Disruptor快速入门
在JDK的多线程与并发库一文中, 提到了BlockingQueue实现了生产者-消费者模型
BlockingQueue是基于锁实现的, 而锁的效率通常较低. 有没有使用CAS机制实现的生产者-消费者?
Disruptor就是这样.
disruptor使用观察者模式, 主动将消息发送给消费者, 而不是等消费者从队列中取; 在无锁的情况下, 实现queue(环形, RingBuffer)的并发操作, 性能远高于BlockingQueue
1.生产者-消费者
1.1使用Disruptor类
RingBuffer通过Disruptor实例获得
public class Client {
public static void main(String[] args) throws Exception {
//1.配置并获得Disruptor
ExecutorService executor = Executors.newCachedThreadPool();
LongEventFactory factory = new LongEventFactory();
// 设置RingBuffer大小, 需为2的N次方(能将求模运算转为位运算提高效率 ), 否则影响性能
int ringBufferSize = 1024 * 1024;
//创建disruptor, 泛型参数:传递的事件的类型
// 第一个参数: 产生Event的工厂类, Event封装生成-消费的数据
// 第二个参数: RingBuffer的缓冲区大小
// 第三个参数: 线程池
// 第四个参数: SINGLE单个生产者, MULTI多个生产者
// 第五个参数: WaitStrategy 当消费者阻塞在SequenceBarrier上, 消费者如何等待的策略.
//BlockingWaitStrategy 使用锁和条件变量, 效率较低, 但CPU的消耗最小, 在不同部署环境下性能表现比较一致
//SleepingWaitStrategy 多次循环尝试不成功后, 让出CPU, 等待下次调度; 多次调度后仍不成功, 睡眠纳秒级别的时间再尝试. 平衡了延迟和CPU资源占用, 但延迟不均匀.
//YieldingWaitStrategy 多次循环尝试不成功后, 让出CPU, 等待下次调度. 平衡了延迟和CPU资源占用, 延迟也比较均匀.
//BusySpinWaitStrategy 自旋等待,类似自旋锁. 低延迟但同时对CPU资源的占用也多.

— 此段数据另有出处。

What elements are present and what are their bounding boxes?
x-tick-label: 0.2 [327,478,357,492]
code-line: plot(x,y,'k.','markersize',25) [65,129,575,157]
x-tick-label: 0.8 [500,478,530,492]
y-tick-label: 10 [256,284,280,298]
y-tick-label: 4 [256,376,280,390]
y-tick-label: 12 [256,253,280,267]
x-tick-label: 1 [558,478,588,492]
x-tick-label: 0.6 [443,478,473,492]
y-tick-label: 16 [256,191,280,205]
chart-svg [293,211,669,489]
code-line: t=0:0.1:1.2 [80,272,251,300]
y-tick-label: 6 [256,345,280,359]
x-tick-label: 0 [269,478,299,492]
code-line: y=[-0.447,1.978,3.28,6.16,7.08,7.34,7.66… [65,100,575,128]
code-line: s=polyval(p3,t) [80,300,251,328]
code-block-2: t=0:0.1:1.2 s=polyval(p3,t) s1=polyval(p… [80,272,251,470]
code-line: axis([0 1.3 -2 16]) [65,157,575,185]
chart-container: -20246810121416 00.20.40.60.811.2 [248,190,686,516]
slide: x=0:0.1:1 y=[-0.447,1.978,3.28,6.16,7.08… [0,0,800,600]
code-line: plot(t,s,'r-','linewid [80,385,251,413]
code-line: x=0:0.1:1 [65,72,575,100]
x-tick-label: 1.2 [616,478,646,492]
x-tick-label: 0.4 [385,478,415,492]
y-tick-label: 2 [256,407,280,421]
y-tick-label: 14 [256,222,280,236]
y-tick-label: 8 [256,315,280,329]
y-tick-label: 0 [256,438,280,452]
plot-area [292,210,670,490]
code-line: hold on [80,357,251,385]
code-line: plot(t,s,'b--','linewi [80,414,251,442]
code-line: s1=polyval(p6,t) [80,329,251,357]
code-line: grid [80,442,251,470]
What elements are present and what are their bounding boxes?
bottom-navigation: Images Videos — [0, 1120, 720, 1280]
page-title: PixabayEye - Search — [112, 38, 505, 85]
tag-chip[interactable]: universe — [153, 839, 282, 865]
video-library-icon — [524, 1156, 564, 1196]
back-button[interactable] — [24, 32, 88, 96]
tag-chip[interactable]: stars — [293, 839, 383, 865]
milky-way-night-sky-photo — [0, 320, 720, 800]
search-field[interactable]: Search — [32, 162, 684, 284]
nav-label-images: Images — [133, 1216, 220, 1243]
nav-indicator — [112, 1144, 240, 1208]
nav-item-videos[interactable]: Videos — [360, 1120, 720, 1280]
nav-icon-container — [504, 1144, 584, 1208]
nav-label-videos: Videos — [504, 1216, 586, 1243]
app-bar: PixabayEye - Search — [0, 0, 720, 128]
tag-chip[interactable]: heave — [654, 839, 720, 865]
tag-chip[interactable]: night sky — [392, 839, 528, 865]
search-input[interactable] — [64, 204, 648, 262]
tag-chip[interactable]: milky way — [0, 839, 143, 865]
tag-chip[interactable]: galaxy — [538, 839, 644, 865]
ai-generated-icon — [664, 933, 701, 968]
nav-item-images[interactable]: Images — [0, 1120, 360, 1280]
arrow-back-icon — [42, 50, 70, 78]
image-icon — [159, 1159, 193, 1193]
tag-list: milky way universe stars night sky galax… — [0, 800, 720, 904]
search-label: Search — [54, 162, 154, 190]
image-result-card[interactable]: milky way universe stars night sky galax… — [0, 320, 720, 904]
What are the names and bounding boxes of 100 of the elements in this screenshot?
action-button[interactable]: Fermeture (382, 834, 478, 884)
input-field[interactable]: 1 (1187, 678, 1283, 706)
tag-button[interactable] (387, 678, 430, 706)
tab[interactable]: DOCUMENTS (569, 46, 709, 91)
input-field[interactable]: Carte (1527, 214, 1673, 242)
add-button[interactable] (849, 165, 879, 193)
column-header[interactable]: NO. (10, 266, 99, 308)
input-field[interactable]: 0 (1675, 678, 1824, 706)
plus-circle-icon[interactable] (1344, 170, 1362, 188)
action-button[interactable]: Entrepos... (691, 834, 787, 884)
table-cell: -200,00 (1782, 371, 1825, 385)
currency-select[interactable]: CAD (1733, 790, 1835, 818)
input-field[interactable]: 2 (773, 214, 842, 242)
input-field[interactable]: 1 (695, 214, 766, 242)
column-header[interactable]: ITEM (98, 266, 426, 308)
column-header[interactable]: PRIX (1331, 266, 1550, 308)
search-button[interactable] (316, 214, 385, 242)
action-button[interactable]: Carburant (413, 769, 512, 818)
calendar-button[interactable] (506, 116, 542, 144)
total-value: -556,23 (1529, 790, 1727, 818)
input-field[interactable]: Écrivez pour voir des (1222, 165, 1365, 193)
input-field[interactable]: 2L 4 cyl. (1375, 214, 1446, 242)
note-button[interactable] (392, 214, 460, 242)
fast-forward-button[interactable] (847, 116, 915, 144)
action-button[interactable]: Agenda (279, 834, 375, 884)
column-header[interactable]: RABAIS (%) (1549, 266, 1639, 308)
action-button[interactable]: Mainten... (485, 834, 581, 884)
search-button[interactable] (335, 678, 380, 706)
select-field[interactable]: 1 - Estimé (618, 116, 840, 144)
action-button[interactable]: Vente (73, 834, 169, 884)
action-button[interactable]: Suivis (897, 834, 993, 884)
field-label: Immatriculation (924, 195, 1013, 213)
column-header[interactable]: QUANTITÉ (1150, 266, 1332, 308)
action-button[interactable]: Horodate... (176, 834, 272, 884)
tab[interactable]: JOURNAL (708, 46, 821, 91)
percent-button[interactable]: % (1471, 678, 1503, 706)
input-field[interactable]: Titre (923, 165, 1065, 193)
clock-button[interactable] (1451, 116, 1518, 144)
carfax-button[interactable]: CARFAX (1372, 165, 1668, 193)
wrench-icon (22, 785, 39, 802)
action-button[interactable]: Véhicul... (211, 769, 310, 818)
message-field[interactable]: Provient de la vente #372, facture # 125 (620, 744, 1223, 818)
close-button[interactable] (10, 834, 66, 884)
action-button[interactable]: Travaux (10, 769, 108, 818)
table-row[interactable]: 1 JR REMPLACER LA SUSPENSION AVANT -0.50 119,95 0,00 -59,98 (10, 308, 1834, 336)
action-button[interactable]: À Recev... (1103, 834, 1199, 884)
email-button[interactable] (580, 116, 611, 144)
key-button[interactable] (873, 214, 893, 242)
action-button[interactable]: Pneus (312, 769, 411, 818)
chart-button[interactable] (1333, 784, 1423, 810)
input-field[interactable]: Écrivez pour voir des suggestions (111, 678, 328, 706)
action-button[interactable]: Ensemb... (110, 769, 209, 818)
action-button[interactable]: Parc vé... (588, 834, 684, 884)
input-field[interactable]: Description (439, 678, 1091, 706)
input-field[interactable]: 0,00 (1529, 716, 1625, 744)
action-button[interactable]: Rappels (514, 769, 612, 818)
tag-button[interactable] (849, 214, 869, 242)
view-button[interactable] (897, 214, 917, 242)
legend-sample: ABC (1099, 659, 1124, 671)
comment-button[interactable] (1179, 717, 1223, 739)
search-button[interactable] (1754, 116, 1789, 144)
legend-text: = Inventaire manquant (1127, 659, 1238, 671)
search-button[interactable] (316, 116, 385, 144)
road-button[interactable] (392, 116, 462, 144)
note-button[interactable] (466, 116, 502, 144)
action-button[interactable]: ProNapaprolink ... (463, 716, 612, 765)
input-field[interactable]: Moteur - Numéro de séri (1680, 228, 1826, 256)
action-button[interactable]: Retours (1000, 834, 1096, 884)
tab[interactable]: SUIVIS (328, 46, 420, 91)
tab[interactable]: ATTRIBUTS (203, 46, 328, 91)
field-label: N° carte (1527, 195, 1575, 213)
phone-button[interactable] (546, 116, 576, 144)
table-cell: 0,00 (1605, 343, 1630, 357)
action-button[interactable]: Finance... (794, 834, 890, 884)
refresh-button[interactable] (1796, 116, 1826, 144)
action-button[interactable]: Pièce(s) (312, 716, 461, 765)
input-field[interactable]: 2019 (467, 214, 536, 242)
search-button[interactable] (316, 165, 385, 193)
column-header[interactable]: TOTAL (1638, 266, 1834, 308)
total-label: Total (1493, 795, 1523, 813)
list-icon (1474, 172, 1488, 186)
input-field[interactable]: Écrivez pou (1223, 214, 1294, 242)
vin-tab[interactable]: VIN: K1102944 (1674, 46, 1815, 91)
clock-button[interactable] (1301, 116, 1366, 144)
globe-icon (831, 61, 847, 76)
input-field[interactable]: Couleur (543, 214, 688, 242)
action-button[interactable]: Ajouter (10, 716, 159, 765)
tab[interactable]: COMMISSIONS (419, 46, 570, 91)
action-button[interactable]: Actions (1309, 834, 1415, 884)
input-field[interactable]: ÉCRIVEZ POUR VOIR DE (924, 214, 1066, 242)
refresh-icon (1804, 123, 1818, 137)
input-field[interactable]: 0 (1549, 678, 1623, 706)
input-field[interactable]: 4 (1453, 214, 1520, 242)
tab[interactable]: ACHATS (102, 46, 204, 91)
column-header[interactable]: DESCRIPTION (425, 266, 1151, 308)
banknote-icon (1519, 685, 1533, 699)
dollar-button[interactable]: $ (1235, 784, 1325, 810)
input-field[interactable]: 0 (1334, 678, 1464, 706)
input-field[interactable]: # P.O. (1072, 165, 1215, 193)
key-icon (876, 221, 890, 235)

Disruptor<LongEvent> disruptor = new Disruptor<LongEvent>(factory, ringBufferSize, executor, ProducerType.SINGLE, new YieldingWaitStrategy());
// 注册事件消费处理器, 也即消费者. 可传入多个EventHandler ...
disruptor.handleEventsWith(new LongEventHandler());
// 启动
disruptor.start();
//2.将数据装入RingBuffer
RingBuffer<LongEvent> ringBuffer = disruptor.getRingBuffer();
// 创建生产者, 以下方式一使用原始api, 方式二使用新API
//LongEventProducer producer = new LongEventProducer(ringBuffer);
LongEventProducerWithTranslator producer = new LongEventProducerWithTranslator(ringBuffer);
ByteBuffer byteBuffer = ByteBuffer.allocate(8); // 这里只是笔者实验, 不是必须要用ByteBuffer保存long数据
for(int i = 0; i < 100; ++i){
byteBuffer.putLong(0, i);
producer.produceData(byteBuffer);
}
disruptor.shutdown(); //关闭 disruptor 阻塞直至所有事件都得到处理
executor.shutdown(); // 需关闭 disruptor使用的线程池, 上一步disruptor关闭时不会连带关闭线程池
}
}
// Event封装要传递的数据
public class LongEvent {
private long value;
public long getValue() {
return value;
}
public void setValue(long value) {
this.value = value;
}
}
// 产生Event的工厂
public class LongEventFactory implements EventFactory {
@Override
public Object newInstance() {
return new LongEvent();
}
}
public class LongEventHandler implements EventHandler<LongEvent> {
// 消费逻辑
@Override
public void onEvent(LongEvent longEvent, long l, boolean b) throws Exception {
System.out.println(longEvent.getValue());
}
}
//生产者实现一
public class LongEventProducer {
// 生产者持有RingBuffer的引用
private final RingBuffer<LongEvent> ringBuffer; public LongEventProducer(RingBuffer<LongEvent> ringBuffer){
this.ringBuffer = ringBuffer;
} public void produceData(ByteBuffer bb){
// 获得下一个Event槽的下标
long sequence = ringBuffer.next();
try {
// 给Event填充数据
LongEvent event = ringBuffer.get(sequence);
event.setValue(bb.getLong(0));
} finally {
// 发布Event, 激活观察者去消费, 将sequence传递给该消费者
//publish应该放在 finally块中以确保一定会被调用->如果某个事件槽被获取但未提交, 将会堵塞后续的publish动作。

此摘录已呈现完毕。